Saturday 1 March 2008

TDebs - arch is not important, is it?

Updates:
  1. the arch issue raised by Frans was not the object of my post. Also, not all points are invalid/reiterated, just the ones iterated here. Thanks Frans.
  2. add a note that there is an image that proves that .mo endianness is irelevant - usefull for readers that might miss that



While looking at Neil Williams' talk(hi-res/lo-res) from FOSDEM about cross building and tdebs I was STUNNED about the many (not all, thanks Frans) points that were reiterated during that talk when there were already answered.

Well, I guess you have to repeat yourself a lot to get your ideas through to the other side. So, let's do that.

All (except the first) of the following have been already answered one way or another on the TDebs wiki page.

Q: .mo files are arch independent or not? Neil asks again on his blog.
A: It doesn't matter, does it?


0 eddy@bounty ~ $ file /usr/share/locale/ro/LC_MESSAGES/wormux.mo
/usr/share/locale/ro/LC_MESSAGES/wormux.mo: GNU message catalog (big endian), revision 0, 228 messages
0 eddy@bounty ~ $ uname -a
Linux bounty 2.6.24.2-bounty #1 SMP Wed Feb 13 02:34:09 EET 2008 x86_64 GNU/Linux
(there is a picture here which proves my point, if you can't see it, click here).



Q: The packages file will explode
A: No, that's addressed.

Q: How do you select languages?
A: Simply use what we have and expand on that.

Q: Do tdebs support anything else than gettext?
A: Yes.

7 comments:

Anonymous said...

.mo are arch dependent. This is not an easy point to solve. I was the one of the guy talking about this at FOSDEM:
* for slow hardware use big endian on little endian computer could be a performance issue
* the binary file format aligned begin of string at specific offset in the file.

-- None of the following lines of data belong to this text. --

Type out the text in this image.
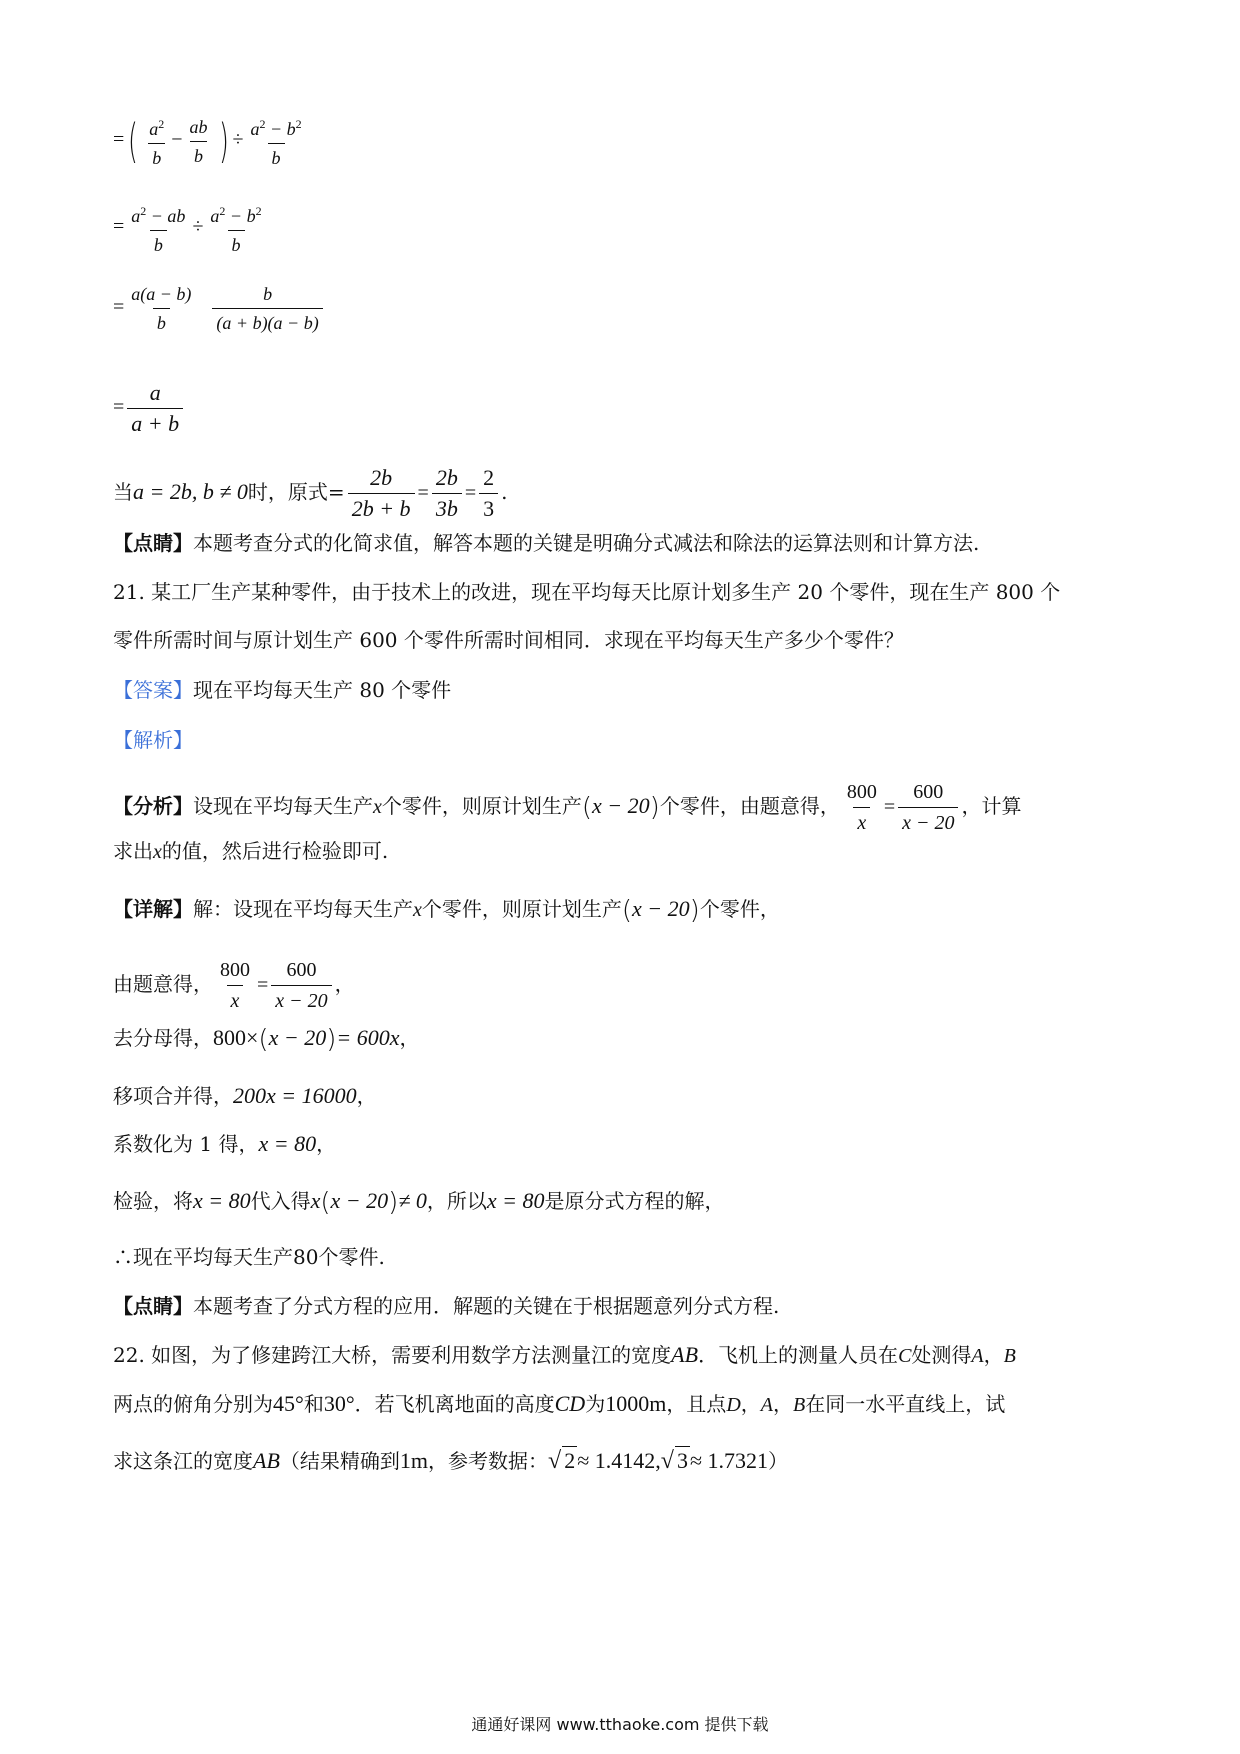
=( $\frac{a^2}{b} - \frac{ab}{b}$ ) ÷ $\frac{a^2 - b^2}{b}$
= $\frac{a^2 - ab}{b} \div \frac{a^2 - b^2}{b}$
= $\frac{a(a - b)}{b} \frac{b}{(a + b)(a - b)}$
= $\frac{a}{a + b}$
当a = 2b, b ≠ 0时，原式= $\frac{2b}{2b + b} = \frac{2b}{3b} = \frac{2}{3}$ .
【点睛】本题考查分式的化简求值，解答本题的关键是明确分式减法和除法的运算法则和计算方法.
21. 某工厂生产某种零件，由于技术上的改进，现在平均每天比原计划多生产 20 个零件，现在生产 800 个
零件所需时间与原计划生产 600 个零件所需时间相同．求现在平均每天生产多少个零件？
【答案】现在平均每天生产 80 个零件
【解析】
【分析】设现在平均每天生产x个零件，则原计划生产(x − 20)个零件，由题意得， $\frac{800}{x} = \frac{600}{x - 20}$ ，计算
求出x的值，然后进行检验即可.
【详解】解：设现在平均每天生产x个零件，则原计划生产(x − 20)个零件，
由题意得， $\frac{800}{x} = \frac{600}{x - 20}$ ，
去分母得，800×(x − 20)= 600x，
移项合并得，200x = 16000，
系数化为 1 得，x = 80，
检验，将x = 80代入得x(x − 20)≠ 0，所以x = 80是原分式方程的解，
∴现在平均每天生产80个零件.
【点睛】本题考查了分式方程的应用．解题的关键在于根据题意列分式方程.
22. 如图，为了修建跨江大桥，需要利用数学方法测量江的宽度AB．飞机上的测量人员在C处测得A，B
两点的俯角分别为45°和30°．若飞机离地面的高度CD为1000m，且点D，A，B在同一水平直线上，试
求这条江的宽度AB（结果精确到1m，参考数据：√ 2≈ 1.4142,√ 3≈ 1.7321）
通通好课网 www.tthaoke.com 提供下载
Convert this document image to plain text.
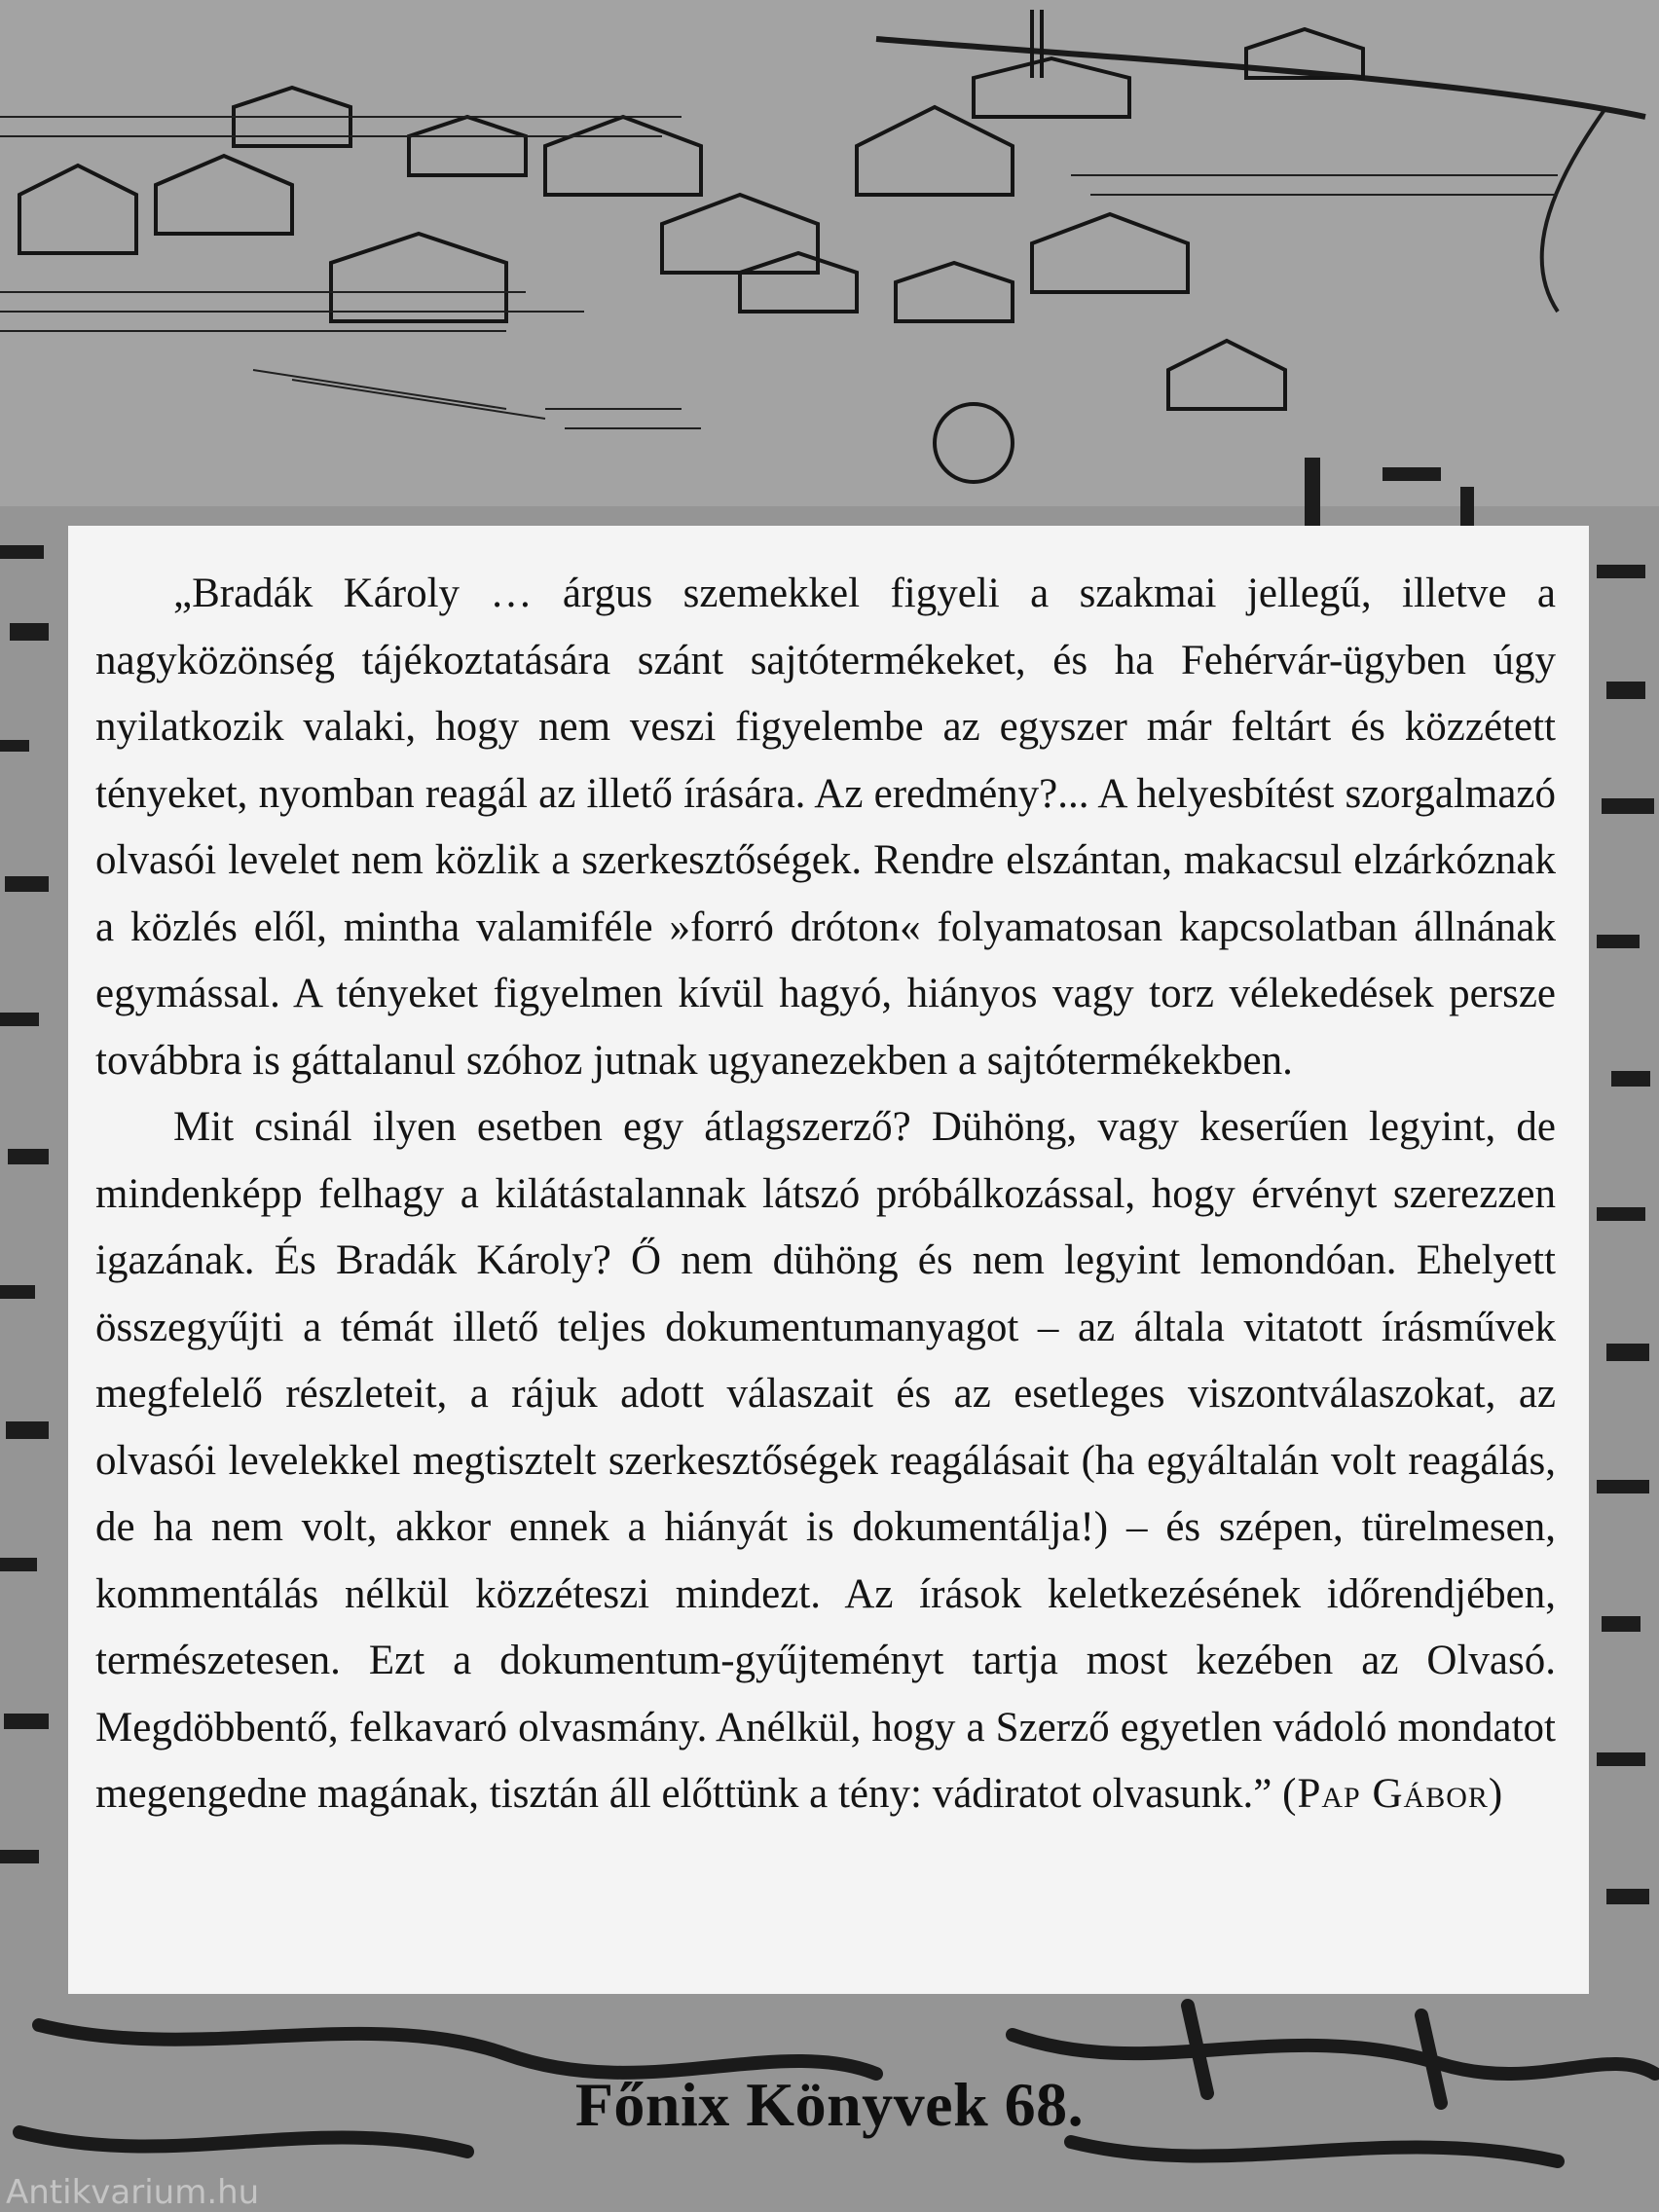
„Bradák Károly … árgus szemekkel figyeli a szakmai jellegű, illetve a nagyközönség tájékoztatására szánt sajtótermékeket, és ha Fehérvár-ügyben úgy nyilatkozik valaki, hogy nem veszi figyelembe az egyszer már feltárt és közzétett tényeket, nyomban reagál az illető írására. Az eredmény?... A helyesbítést szorgalmazó olvasói levelet nem közlik a szerkesztőségek. Rendre elszántan, makacsul elzárkóznak a közlés elől, mintha valamiféle »forró dróton« folyamatosan kapcsolatban állnának egymással. A tényeket figyelmen kívül hagyó, hiányos vagy torz vélekedések persze továbbra is gáttalanul szóhoz jutnak ugyanezekben a sajtótermékekben.

Mit csinál ilyen esetben egy átlagszerző? Dühöng, vagy keserűen legyint, de mindenképp felhagy a kilátástalannak látszó próbálkozással, hogy érvényt szerezzen igazának. És Bradák Károly? Ő nem dühöng és nem legyint lemondóan. Ehelyett összegyűjti a témát illető teljes dokumentumanyagot – az általa vitatott írásművek megfelelő részleteit, a rájuk adott válaszait és az esetleges viszontválaszokat, az olvasói levelekkel megtisztelt szerkesztőségek reagálásait (ha egyáltalán volt reagálás, de ha nem volt, akkor ennek a hiányát is dokumentálja!) – és szépen, türelmesen, kommentálás nélkül közzéteszi mindezt. Az írások keletkezésének időrendjében, természetesen. Ezt a dokumentum-gyűjteményt tartja most kezében az Olvasó. Megdöbbentő, felkavaró olvasmány. Anélkül, hogy a Szerző egyetlen vádoló mondatot megengedne magának, tisztán áll előttünk a tény: vádiratot olvasunk.” (Pap Gábor)

Főnix Könyvek 68.
Antikvarium.hu
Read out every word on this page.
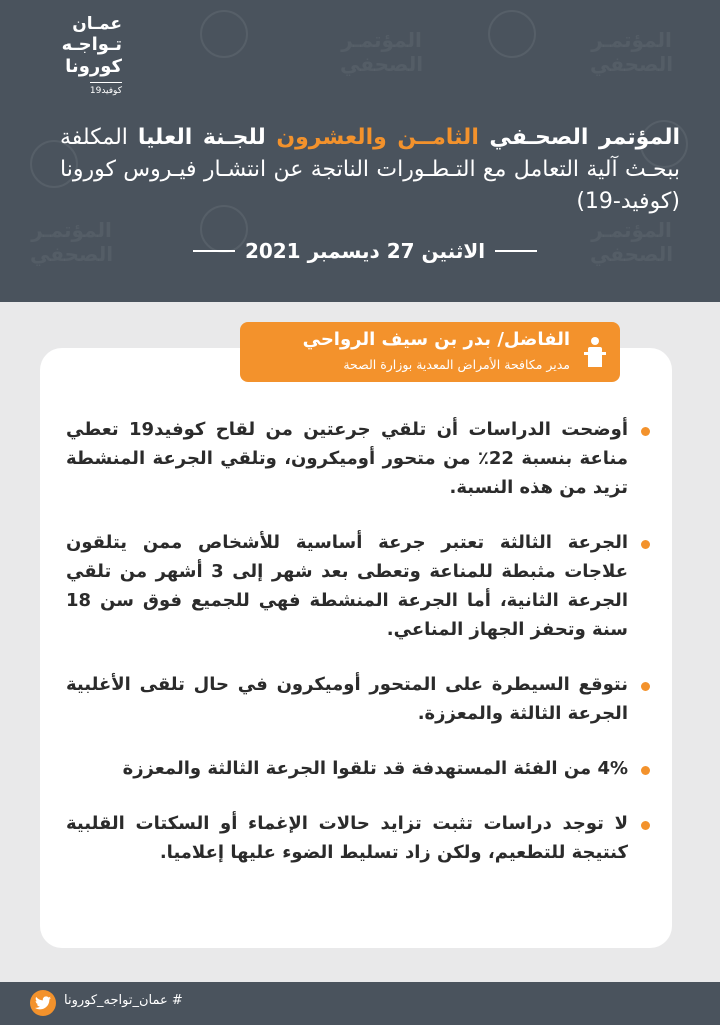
المؤتمـر
الصحفي
المؤتمـر
الصحفي
المؤتمـر
الصحفي
المؤتمـر
الصحفي
عمـان
تـواجـه
كورونا
كوفيد19
المؤتمر الصحـفي الثامــن والعشرون للجـنة العليا المكلفة ببحـث آلية التعامل مع التـطـورات الناتجة عن انتشـار فيـروس كورونا (كوفيد-19)
الاثنين 27 ديسمبر 2021
الفاضل/ بدر بن سيف الرواحي
مدير مكافحة الأمراض المعدية بوزارة الصحة
أوضحت الدراسات أن تلقي جرعتين من لقاح كوفيد19 تعطي مناعة بنسبة 22٪ من متحور أوميكرون، وتلقي الجرعة المنشطة تزيد من هذه النسبة.
الجرعة الثالثة تعتبر جرعة أساسية للأشخاص ممن يتلقون علاجات مثبطة للمناعة وتعطى بعد شهر إلى 3 أشهر من تلقي الجرعة الثانية، أما الجرعة المنشطة فهي للجميع فوق سن 18 سنة وتحفز الجهاز المناعي.
نتوقع السيطرة على المتحور أوميكرون في حال تلقى الأغلبية الجرعة الثالثة والمعززة.
4% من الفئة المستهدفة قد تلقوا الجرعة الثالثة والمعززة
لا توجد دراسات تثبت تزايد حالات الإغماء أو السكتات القلبية كنتيجة للتطعيم، ولكن زاد تسليط الضوء عليها إعلاميا.
# عمان_تواجه_كورونا
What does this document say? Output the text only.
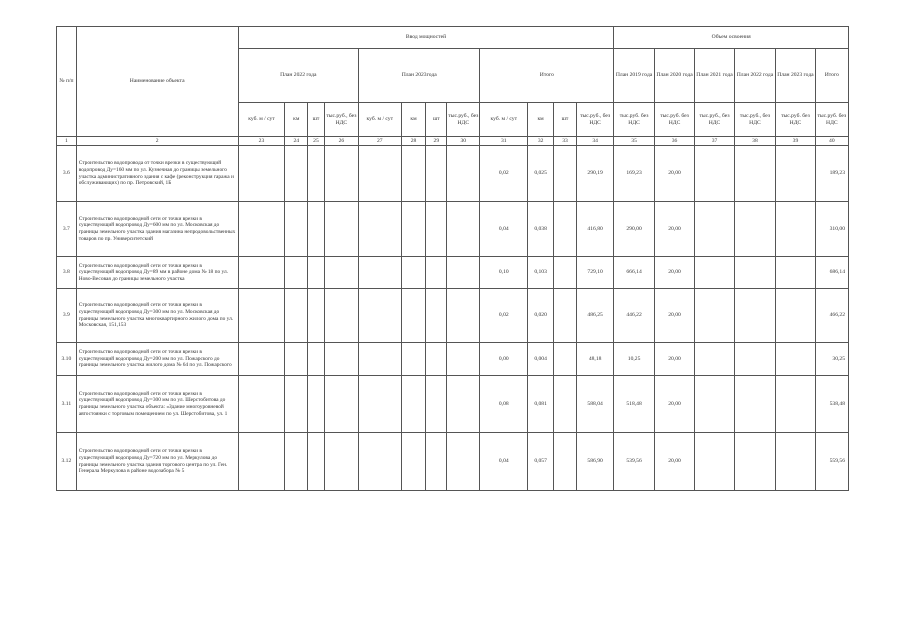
№ п/п	Наименование объекта	Ввод мощностей												Объем освоения					
		План 2022 года				План 2023года				Итого				План 2019 года	План 2020 года	План 2021 года	План 2022 года	План 2023 года	Итого
		куб. м / сут	км	шт	тыс.руб., без НДС	куб. м / сут	км	шт	тыс.руб., без НДС	куб. м / сут	км	шт	тыс.руб., без НДС	тыс.руб. без НДС	тыс.руб. без НДС	тыс.руб., без НДС	тыс.руб., без НДС	тыс.руб. без НДС	тыс.руб. без НДС
1	2	23	24	25	26	27	28	29	30	31	32	33	34	35	36	37	38	39	40
3.6	Строительство водопровода от точки врезки в существующий водопровод Ду=160 мм по ул. Кузнечная до границы земельного участка административного здания с кафе (реконструкция гаража и обслуживающих) по пр. Петровский, 1Б									0,02	0,025		290,19	169,23	20,00				189,23
3.7	Строительство водопроводной сети от точки врезки в существующий водопровод Ду=600 мм по ул. Московская до границы земельного участка здания магазина непродовольственных товаров по пр. Университетский									0,04	0,038		416,80	290,00	20,00				310,00
3.8	Строительство водопроводной сети от точки врезки в существующий водопровод Ду=89 мм в районе дома № 18 по ул. Ново-Весовая до границы земельного участка									0,10	0,103		729,10	666,14	20,00				686,14
3.9	Строительство водопроводной сети от точки врезки в существующий водопровод Ду=300 мм по ул. Московская до границы земельного участка многоквартирного жилого дома по ул. Московская, 151,153									0,02	0,020		486,25	446,22	20,00				466,22
3.10	Строительство водопроводной сети от точки врезки в существующий водопровод Ду=200 мм по ул. Пожарского до границы земельного участка жилого дома № 64 по ул. Пожарского									0,00	0,004		48,18	10,25	20,00				30,25
3.11	Строительство водопроводной сети от точки врезки в существующий водопровод Ду=300 мм по ул. Шерстобитова до границы земельного участка объекта: «Здание многоуровневой автостоянки с торговым помещением по ул. Шерстобитова, ул. 1									0,08	0,081		588,04	518,48	20,00				538,48
3.12	Строительство водопроводной сети от точки врезки в существующий водопровод Ду=720 мм по ул. Меркулова до границы земельного участка здания торгового центра по ул. Ген. Генерала Меркулова в районе водозабора № 5									0,04	0,057		586,90	539,56	20,00				559,56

You must kept in mind that most of the time the .mo will be mmapped and its structure used directly. If you build on an arch that doesn't have the same endian/memory alignement, the result is not guaranteed to work (and surely not at full speed).

eddyp said...

> * for slow hardware use big endian on
> little endian computer could be a
> performance issue

That doesn't warrant a reason for arch any. It rather aks for some kind of bite swap in the tdeb postinst.

... Or the build of the arch all tdeb to be done on the slowest arch (arm*).

> * the binary file format aligned begin
> of string at specific offset in the file.

That could be a problem, but is that really what happens? I mean, really, does the gettext code work that way?

> most of the time the .mo will be
> mmapped and its structure used directly

Sorry, but that sounds really as if gettext decides from time to time to change the way it works...

Anonymous said...

Eddy, you missed the point that these TDebs are being created within Emdebian because Debian does not have support yet and Emdebian needs TDebs now. Therefore the Emdebian TDeb support is customised to cross-building support and embedded usage. This means that the .mo file will be commonly built on the wrong architecture, it will have the wrong endianness and it will be installed on a low resource embedded device that simply cannot waste time converting every locale file either at runtime or during the postinst. The .mo file needs to be the correct structure in the archive. All it needs is for TDebs to be linked into the normal autobuilder network.
Architecture of TDebs is important if Debian ever wants to be The Universal OS.
The talk did cover that em_installtdeb is for the Emdebian version of TDebs that has already been implemented and that these are expected to be compatible with Debian TDebs but will not contain translated manpages etc. so they will be built for Emdebian from Debian sources.

Anonymous said...

(Your blog does not appear to be translated and I cannot understand the errors so I have to post anonymously but it's Neil, honest.

Anonymous said...

I have spent some hours reading code of gettext to write my own gettext library (in OCaml).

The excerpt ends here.